GNC Files For Bankruptcy Due To COVID-19 And Declining Sales

June 27, 2020

Vitamin and dietary supplement company GNC has filed for bankruptcy. GNC cited, among other reasons, the financial toll of the COVID-19 pandemic.

Sales at the chain had already been declining before the health crisis, but GNC said stay-home-orders had a “dramatic negative impact” on its business reports Consumer Affairs.

Before the pandemic, the company had nearly $1 billion worth of debt. Its refinancing plans were derailed this year due to the pandemic, but company officials are optimistic that the bankruptcy filing will help to get on a more sustainable track.

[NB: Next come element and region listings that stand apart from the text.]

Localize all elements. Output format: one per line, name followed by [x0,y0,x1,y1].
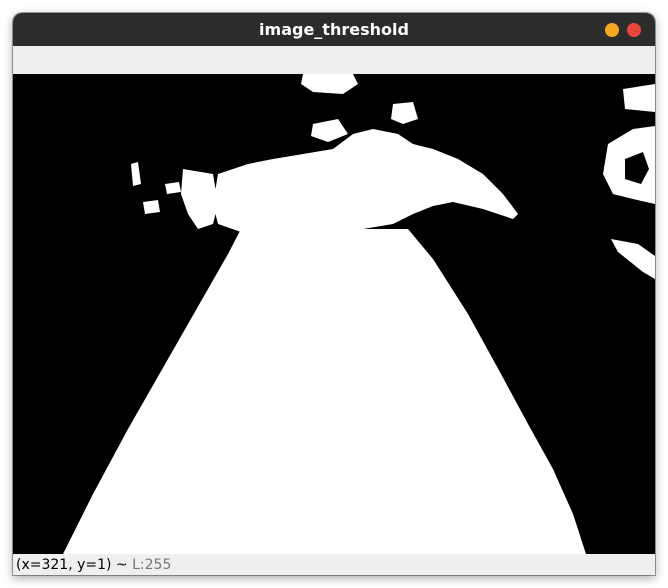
image-canvas[interactable] [13,74,655,554]
pixel-level: L:255 [132,557,172,573]
cursor-coordinates: (x=321, y=1) ~ [16,557,133,573]
app-window: image_threshold (x=321, y=1) ~ L:255 [13,13,655,575]
status-bar: (x=321, y=1) ~ L:255 [13,554,655,575]
minimize-button[interactable] [605,23,619,37]
left-speck-2 [143,200,160,214]
status-text: (x=321, y=1) ~ L:255 [16,557,171,573]
threshold-image [13,74,655,554]
toolbar [13,46,655,75]
left-speck-3 [165,182,181,194]
window-title: image_threshold [259,20,409,39]
close-button[interactable] [627,23,641,37]
title-bar[interactable]: image_threshold [13,13,655,46]
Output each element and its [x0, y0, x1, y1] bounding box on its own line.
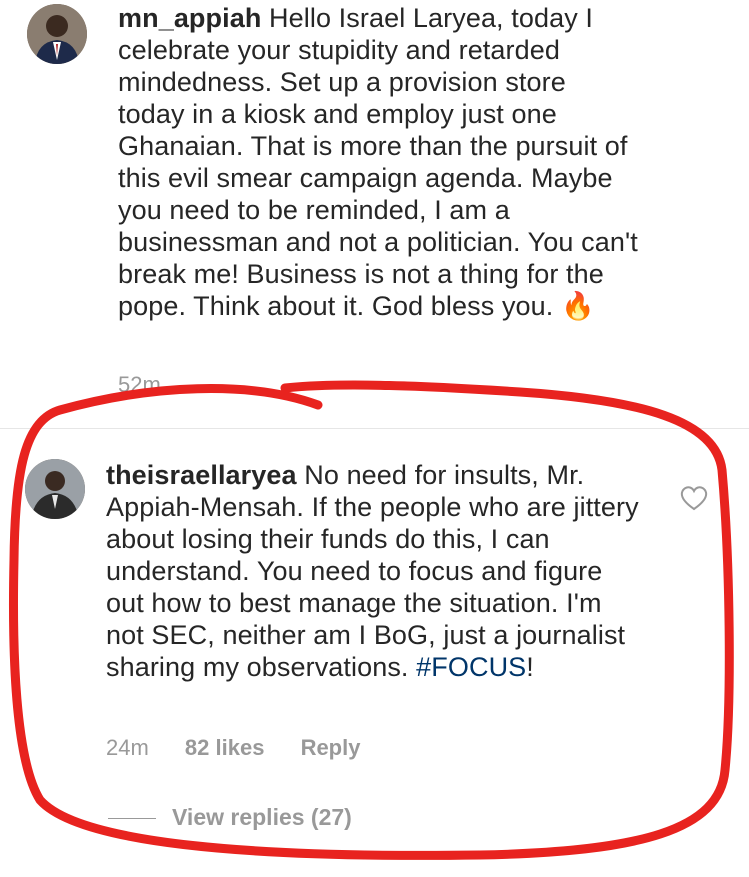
comment-timestamp: 52m [118, 372, 161, 392]
heart-icon[interactable] [680, 485, 708, 511]
comment-text: No need for insults, Mr. Appiah-Mensah. … [106, 460, 639, 682]
comment-meta: 24m 82 likes Reply [106, 735, 390, 761]
likes-count[interactable]: 82 likes [185, 735, 265, 760]
hashtag-link[interactable]: #FOCUS [416, 652, 526, 682]
comment-timestamp: 24m [106, 735, 149, 760]
comment-text: Hello Israel Laryea, today I celebrate y… [118, 3, 638, 321]
reply-button[interactable]: Reply [301, 735, 361, 760]
view-replies-button[interactable]: View replies (27) [108, 804, 352, 831]
username-mn-appiah[interactable]: mn_appiah [118, 3, 261, 33]
divider [0, 428, 749, 429]
avatar-mn-appiah[interactable] [27, 4, 87, 64]
avatar-theisraellaryea[interactable] [25, 459, 85, 519]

Bankruptcy will give GNC the “opportunity to improve our balance sheet while continuing to advance our business strategy, right-size our corporate store portfolio, and strengthen our brands to protect the long-term sustainability of our company,” the company said in a statement.

“The Chapter 11 process will allow us to accelerate these strategies and invest in the appropriate areas to evolve in the future, while improving our capital structure and balance sheet.”

Closing nearly a quarter of stores

GNC aims to emerge from bankruptcy in the fall “better positioned to meet the strong consumer demand for health and wellness products by executing on omnichannel and brand strategies.” In the meantime, it’s closing up to 20 percent of its stores (up to 1,200 stores) and looking for a buyer.

“GNC remains committed to delivering wellness solutions to its consumers through easier and enhanced options to live well, from a strong product pipeline to an improved e-commerce experience,” the company said, adding that it will be launching the option to buy online and pick-up in-store later this year.

A number of other retailers have filed for bankruptcy in the wake of the unexpected health crisis. Last month, J.C. Penney, J.Crew, Neiman Marcus, and Stage Stores (SSI) all filed for bankruptcy due to a significant decrease in sales.